During presentation of each finished piece, ask the artist to justify each artistic decision he/she made.

For Discussion and Analysis sections

  • Student participated in discussion

  • Student demonstrated understanding of the difference between factual and symbolic levels

  • Student demonstrated self-reflection

  • Student was able to identify multiple meanings of the word "border"

For Exercises #1

  • Student participated in discussion of video piece

  • Poem conveys accurate factual information about the story

  • Poem attempts to write from the voice of one of the characters in the video

  • Poem includes details of emotions or thoughts from the point of view of the character

For Exercises #2

  • Student researched or brainstormed materials and demonstrated comprehension of the data

  • Collage employs factual information

  • Collage attempts emotional or symbolic interpretations of the data

  • Collage is carefully constructed

  • Student worked through technical obstacles or limitations of the medium

For Exercise #3:

  • Student thoroughly brainstorms both the factual and symbolic levels of the border they chose

  • Student's work includes specific detail (based on what medium the students choose, follow the poetry or collage criteria from exercises #1 and 2)


5. Learning Extensions

  • Submit students' work to the POV's Borders website (http://www.pbs.org/pov/pov2002/borders/snapshots/sendinyours.html). Selected writing, art and video work will be displayed in the Snapshots section.

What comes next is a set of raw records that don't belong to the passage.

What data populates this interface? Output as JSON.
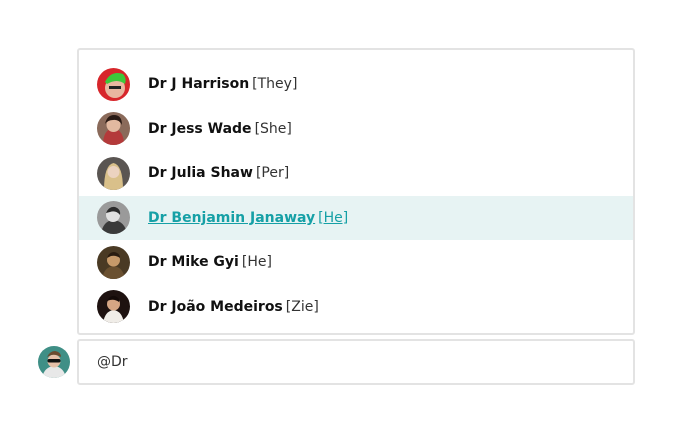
{
  "mentions": {
    "items": [
      {
        "name": "Dr J Harrison",
        "pronoun": "[They]",
        "avatar": "avatar-red-green-hair",
        "active": false
      },
      {
        "name": "Dr Jess Wade",
        "pronoun": "[She]",
        "avatar": "avatar-woman-dark-hair",
        "active": false
      },
      {
        "name": "Dr Julia Shaw",
        "pronoun": "[Per]",
        "avatar": "avatar-blonde-woman",
        "active": false
      },
      {
        "name": "Dr Benjamin Janaway",
        "pronoun": "[He]",
        "avatar": "avatar-man-bw-photo",
        "active": true
      },
      {
        "name": "Dr Mike Gyi",
        "pronoun": "[He]",
        "avatar": "avatar-man-sepia",
        "active": false
      },
      {
        "name": "Dr João Medeiros",
        "pronoun": "[Zie]",
        "avatar": "avatar-man-dark-bg",
        "active": false
      }
    ]
  },
  "composer": {
    "value": "@Dr",
    "avatar": "avatar-user-teal"
  },
  "colors": {
    "accent": "#16a0a6",
    "active_bg": "#e7f3f3",
    "border": "#e3e3e3"
  }
}
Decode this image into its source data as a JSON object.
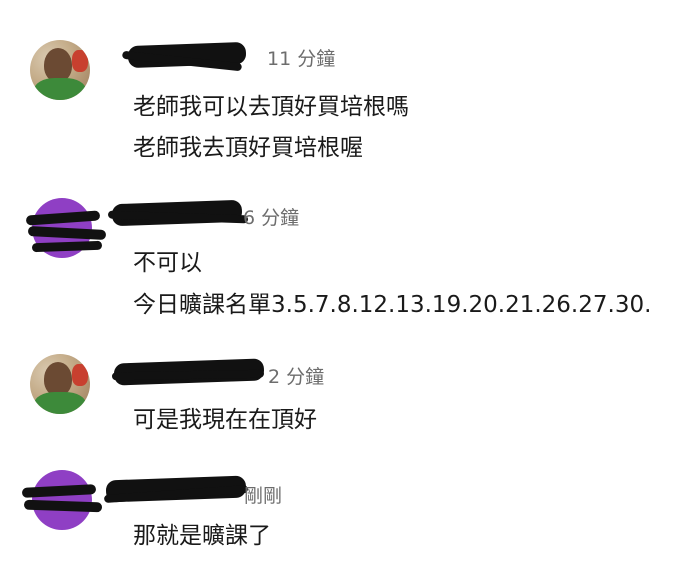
{
  "comments": [
    {
      "author_redacted": true,
      "avatar": "student-photo",
      "time": "11 分鐘",
      "lines": [
        "老師我可以去頂好買培根嗎",
        "老師我去頂好買培根喔"
      ]
    },
    {
      "author_redacted": true,
      "avatar": "purple-redacted",
      "time": "6 分鐘",
      "lines": [
        "不可以",
        "今日曠課名單3.5.7.8.12.13.19.20.21.26.27.30."
      ]
    },
    {
      "author_redacted": true,
      "avatar": "student-photo",
      "time": "2 分鐘",
      "lines": [
        "可是我現在在頂好"
      ]
    },
    {
      "author_redacted": true,
      "avatar": "purple-redacted",
      "time": "剛剛",
      "lines": [
        "那就是曠課了"
      ]
    }
  ],
  "colors": {
    "purple_avatar": "#8f3fc4",
    "time_text": "#6d6d6d",
    "body_text": "#1a1a1a"
  }
}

  • Create newspaper combining all writing and artwork completed by the student. Students can create "headlines" about the 3 artworks.

  • Create an experimental video Snapshot. The other video snapshot, "A Visible Border," can serve as a model. The piece combines a factual/economic experience of the border with a very personal experience of a border.

  • Have students read a collection of poetry that deal with borders and then write a "Borders homage poem", or a poem written in the style or voice of one of the poets.

  • "Event poems": Expand exercise #1 by having students research an historical event (or a current border conflict) and then write poems from point of view of a person who lived through that event.

  • Elaborate on exercises #2 or 3 by having students paint, draw, collage, or write over a photograph, adding emotional and symbolic information to a "factual" document.

  • Research Mural art: Explore how murals function to convey both facts and symbolism.

  • Create an art gallery show of Borders Symbolic Journalism.



Paul Robeson Biography

Facts: Paul Robeson, the son of an escaped slave, was one of the 20th centuries most prominent figures: an accomplished singer, actor, athlete, and writer. By 1952, Robeson was one of the 10 highest-paid concert artists in the world. But because of his ties to communism and his strong support of labor unions, the US government labeled him a threat to national interests. He was "blacklisted" (or prevented from working) in the US and his passport was taken away -- preventing him from traveling and giving concerts to his fans around the world. In May, 1952, in defiance of his restrictions, he gave a concert from the back of a flatbed truck in the northernmost part of Peekskill, NY, to 40,000 coal miners and fans sitting across the border in Canada.